The European Commission's eGovernment Action Plan considers innovations in eIdentification, interoperability and open source software to be keys to opening the door to the transformational potential of eGovernment. The developers of eGovernment services are therefore directing additional resources on these innovations as a means for providing high impact services. But will initiatives in these areas work? Will they facilitate the efficient and correct operation of public eServices? What does the evidence suggest?
The contributions to this special issue highlight the challenges confronting efforts to create these enabling conditions. Interoperability and appropriate identification systems are major challenges in their own right. As some contributions argue, open source can help some government agencies approach these goals, but it is only one of many strategies that need to be considered.
Professor Herbert Kubicek and Ralph Cimander point out the multifaceted nature of interoperability. Their analysis of good practice cases argues that the organization conditions for interoperability have been relatively neglected compared to the technical and semantic requirements. They present a useful model that suggests each of these dimensions of interoperability must be addressed from three perspectives simultaneously: politically, to negotiate among institutional actors; functionally, to align data, information and workflows effectively; and as a service to govern and regulate directories, formats, and the routing of messages.
Interoperability is also on focus at the case study of the European Services directive by Christian Breitenstrom and Jens Fromm, who point to the value of open source software (OSS). In their experience, OSS is not only a cost saving mechanism; it can also support communication and thereby help to achieve interoperability.

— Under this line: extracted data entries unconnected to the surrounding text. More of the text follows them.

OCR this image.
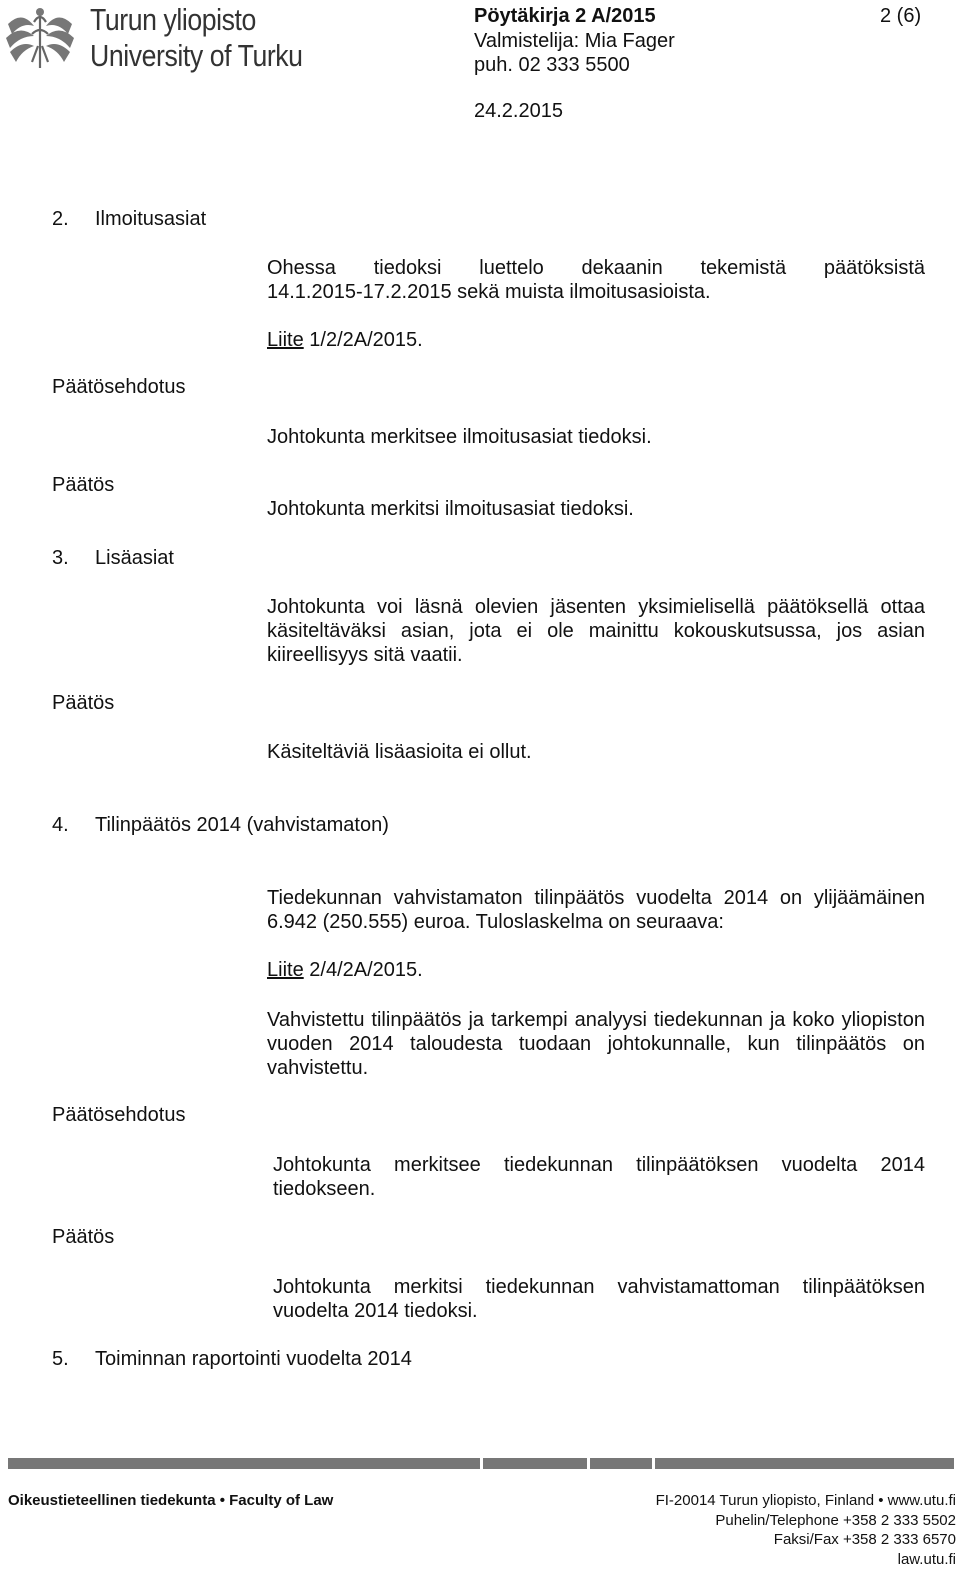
Turun yliopisto
University of Turku
Pöytäkirja 2 A/2015	2 (6)
Valmistelija: Mia Fager
puh. 02 333 5500
24.2.2015
2. Ilmoitusasiat
Ohessa tiedoksi luettelo dekaanin tekemistä päätöksistä 14.1.2015‑17.2.2015 sekä muista ilmoitusasioista.
Liite 1/2/2A/2015.
Päätösehdotus
Johtokunta merkitsee ilmoitusasiat tiedoksi.
Päätös
Johtokunta merkitsi ilmoitusasiat tiedoksi.
3. Lisäasiat
Johtokunta voi läsnä olevien jäsenten yksimielisellä päätöksellä ottaa käsiteltäväksi asian, jota ei ole mainittu kokouskutsussa, jos asian kiireellisyys sitä vaatii.
Päätös
Käsiteltäviä lisäasioita ei ollut.
4. Tilinpäätös 2014 (vahvistamaton)
Tiedekunnan vahvistamaton tilinpäätös vuodelta 2014 on ylijäämäinen 6.942 (250.555) euroa. Tuloslaskelma on seuraava:
Liite 2/4/2A/2015.
Vahvistettu tilinpäätös ja tarkempi analyysi tiedekunnan ja koko yliopiston vuoden 2014 taloudesta tuodaan johtokunnalle, kun tilinpäätös on vahvistettu.
Päätösehdotus
Johtokunta merkitsee tiedekunnan tilinpäätöksen vuodelta 2014 tiedokseen.
Päätös
Johtokunta merkitsi tiedekunnan vahvistamattoman tilinpäätöksen vuodelta 2014 tiedoksi.
5. Toiminnan raportointi vuodelta 2014
Oikeustieteellinen tiedekunta • Faculty of Law	FI-20014 Turun yliopisto, Finland • www.utu.fi
Puhelin/Telephone +358 2 333 5502
Faksi/Fax +358 2 333 6570
law.utu.fi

Interoperability is also taken up by Sylvia Archmann and Just Castillo Iglesias, who argue that in order to succeed it requires the sharing of experiences and the development of communities of practice across Europe, key objectives of this journal.
The last two contributions focus on identification as a key to service delivery. The value of open source software is the major theme of Bud P. Bruegger, who concludes that this approach was necessary for the development of an eIdentification access control system, given the limited resources available for their project. He therefore sees open source as a major enabler. In contrast, based on their work in health services, Elena Sini, Paolo Locatelli, Nicola Restifo, and Michele Torresani focus on the use of a smart card and RFId for the integration of patient records and information across institutions.

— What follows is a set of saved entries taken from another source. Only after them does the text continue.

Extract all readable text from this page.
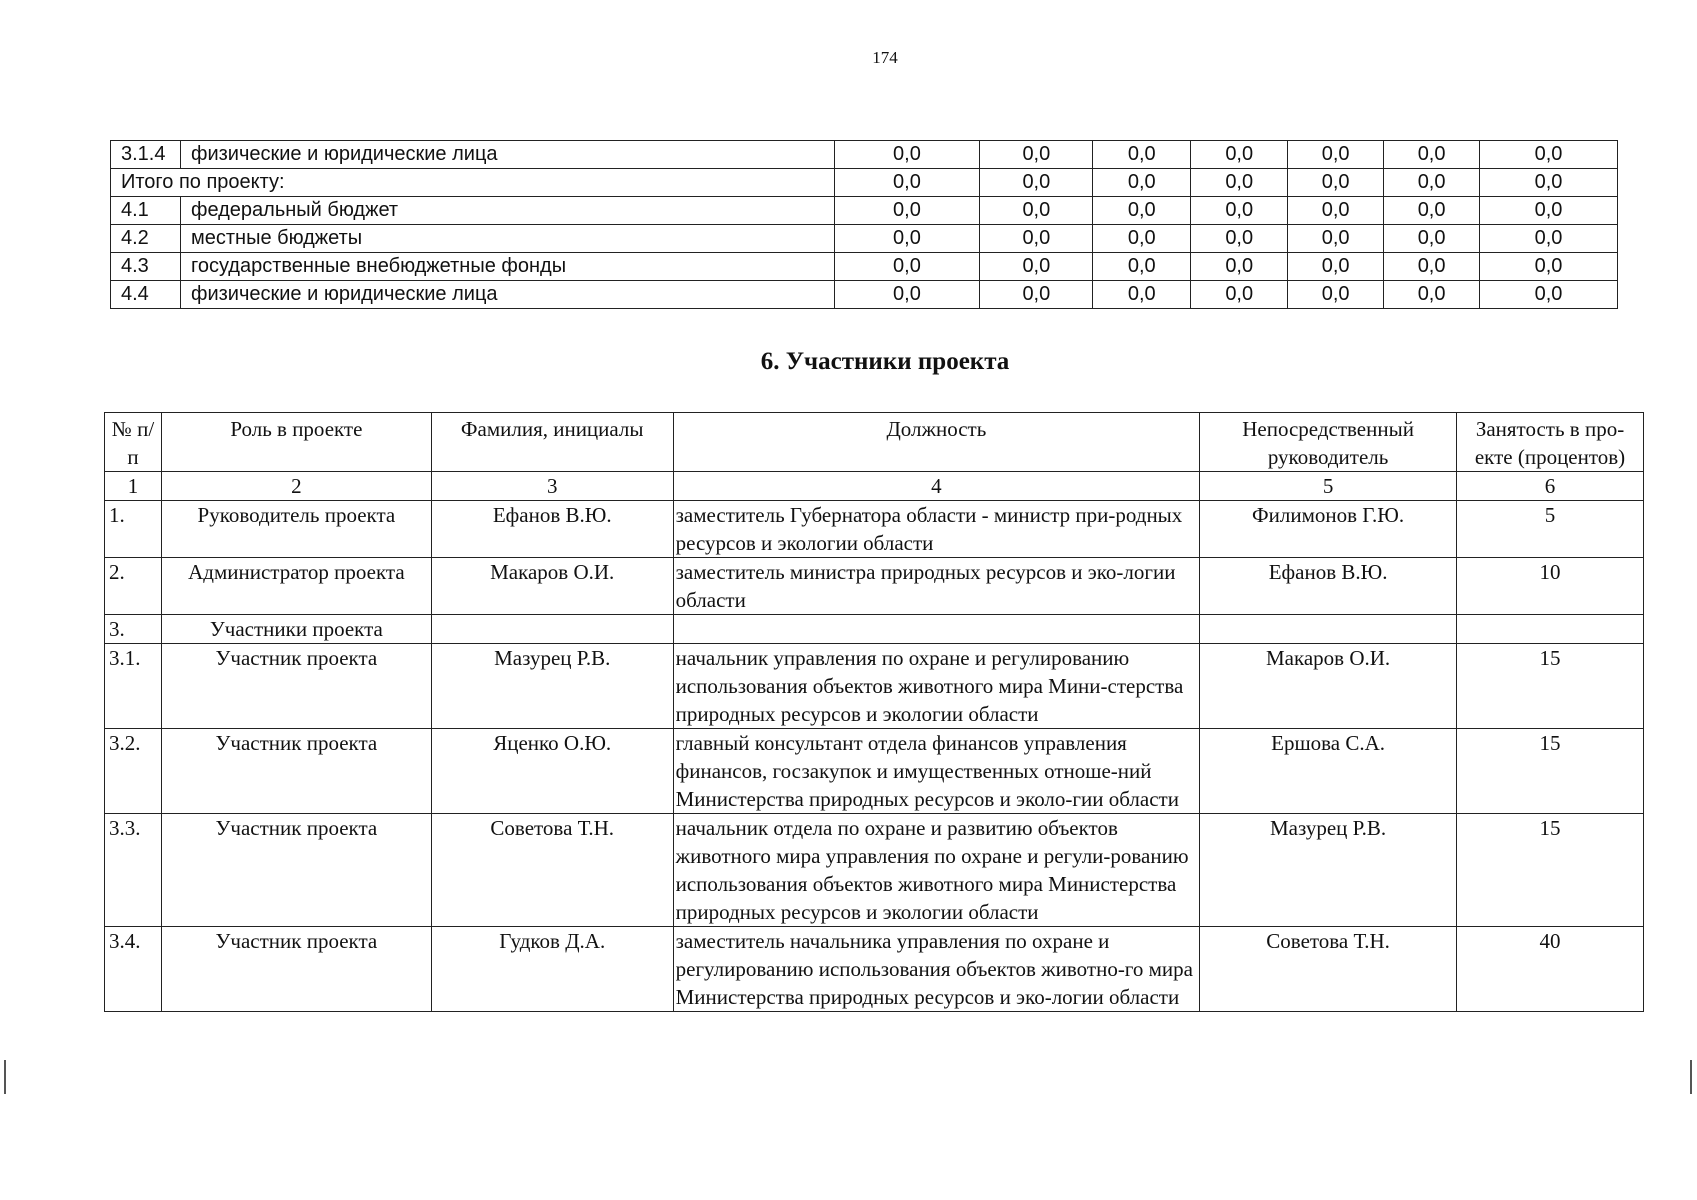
174
3.1.4	физические и юридические лица	0,0	0,0	0,0	0,0	0,0	0,0	0,0
Итого по проекту:		0,0	0,0	0,0	0,0	0,0	0,0	0,0
4.1	федеральный бюджет	0,0	0,0	0,0	0,0	0,0	0,0	0,0
4.2	местные бюджеты	0,0	0,0	0,0	0,0	0,0	0,0	0,0
4.3	государственные внебюджетные фонды	0,0	0,0	0,0	0,0	0,0	0,0	0,0
4.4	физические и юридические лица	0,0	0,0	0,0	0,0	0,0	0,0	0,0
6. Участники проекта
№ п/п	Роль в проекте	Фамилия, инициалы	Должность	Непосредственный руководитель	Занятость в про-екте (процентов)
1	2	3	4	5	6
1.	Руководитель проекта	Ефанов В.Ю.	заместитель Губернатора области - министр при-родных ресурсов и экологии области	Филимонов Г.Ю.	5
2.	Администратор проекта	Макаров О.И.	заместитель министра природных ресурсов и эко-логии области	Ефанов В.Ю.	10
3.	Участники проекта				
3.1.	Участник проекта	Мазурец Р.В.	начальник управления по охране и регулированию использования объектов животного мира Мини-стерства природных ресурсов и экологии области	Макаров О.И.	15
3.2.	Участник проекта	Яценко О.Ю.	главный консультант отдела финансов управления финансов, госзакупок и имущественных отноше-ний Министерства природных ресурсов и эколо-гии области	Ершова С.А.	15
3.3.	Участник проекта	Советова Т.Н.	начальник отдела по охране и развитию объектов животного мира управления по охране и регули-рованию использования объектов животного мира Министерства природных ресурсов и экологии области	Мазурец Р.В.	15
3.4.	Участник проекта	Гудков Д.А.	заместитель начальника управления по охране и регулированию использования объектов животно-го мира Министерства природных ресурсов и эко-логии области	Советова Т.Н.	40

This diverse set of contributions moves the debate about transformational eGovernment forward, by taking us one step back. They all show that there are no quick fixes to eGovernment. The key enablers themselves are technical, economic and organizational challenges that are intertwined in ways that make it difficult to attack single constraints. Interoperability, identification, open source and other enablers of eGovernment are closely interrelated. Together and separately, they need to be addressed and reconciled with countervailing concerns, such as over privacy and data protection.